The lesions are the result of infection with the ubiquitous JC papovavirus. As many as 70% of adults have antibodies to this virus, and almost 20% of patients with AIDS express antigens. PML is responsible for about 4% of AIDS deaths. Mortality is high in these patients. In the past, most patients with PML died within 4–6 months of diagnosis. Zidovudine and other antiretroviral drugs have improved survival only somewhat.

The two most common mass lesions seen on images in patients with AIDS are from primary infections and CNS lymphomas—with toxoplasmosis being the most common of the infections. “Toxoplasmosis is still probably what we think about first and foremost when an AIDS patient has a mass lesion,” Dr. Smirniotopoulos said.

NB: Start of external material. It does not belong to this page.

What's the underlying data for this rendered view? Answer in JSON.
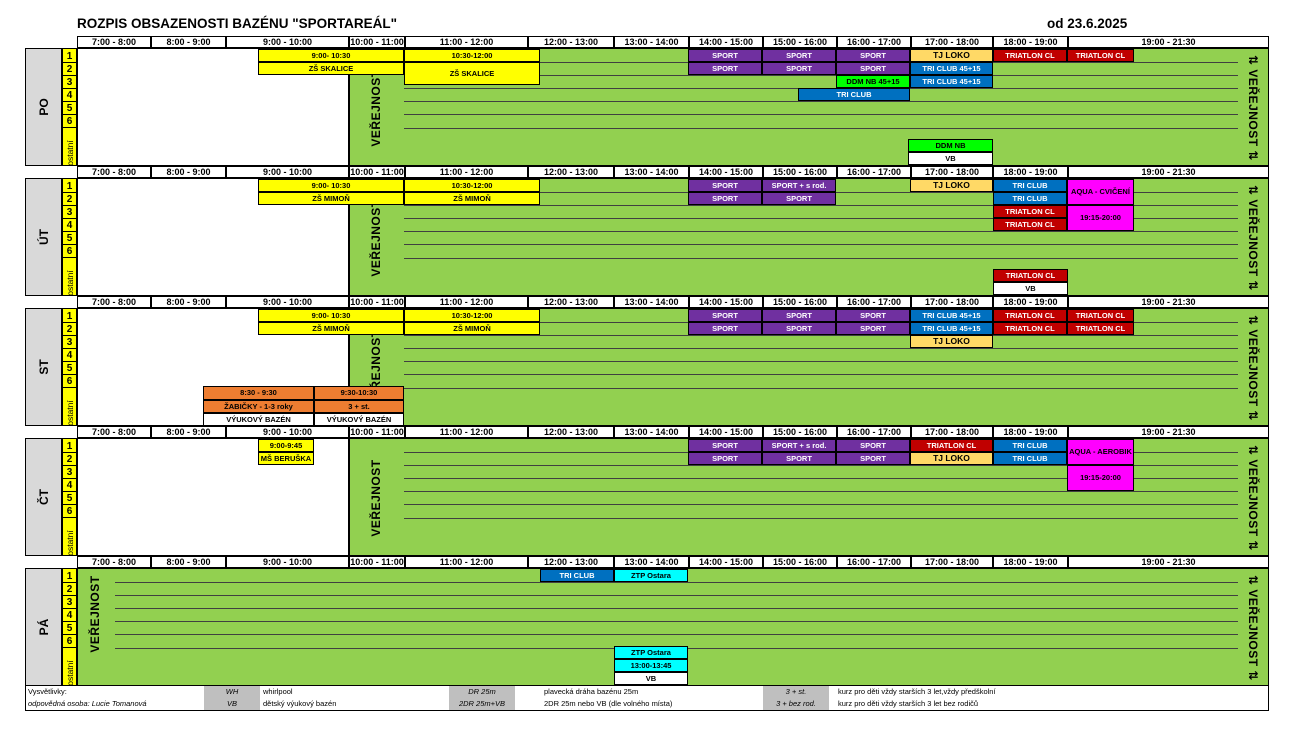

If toxoplasmosis is suspected, try empiric therapy for 3 weeks. If any of the lesions fail to respond, it's time to get a biopsy, he said. The infection results primarily in paracentral brain abscesses. “Abscesses in toxoplasmosis tend to be relatively deep rather than being peripheral,” he said. The abscesses can be in gray or white matter. Abscesses are round, uniformly convex with smooth, thin walls and are often multifocal.

It can be difficult to distinguish between a toxoplasmosis infection and lymphoma. “Lesions that involve the deep white matter and the deep gray matter at the same time might be CNS lymphoma or toxoplasmosis, and the problem is that both of these diseases occur in immunosuppressed patients,” Dr. Smirniotopoulos said.

The good news is that in most cases—roughly five out of six—primary CNS lymphoma has distinguishing features on imaging that allow diagnosis. Lymphoma is a small round tumor with densely packed cells that result in hyperattenuation on a noncontrast scan.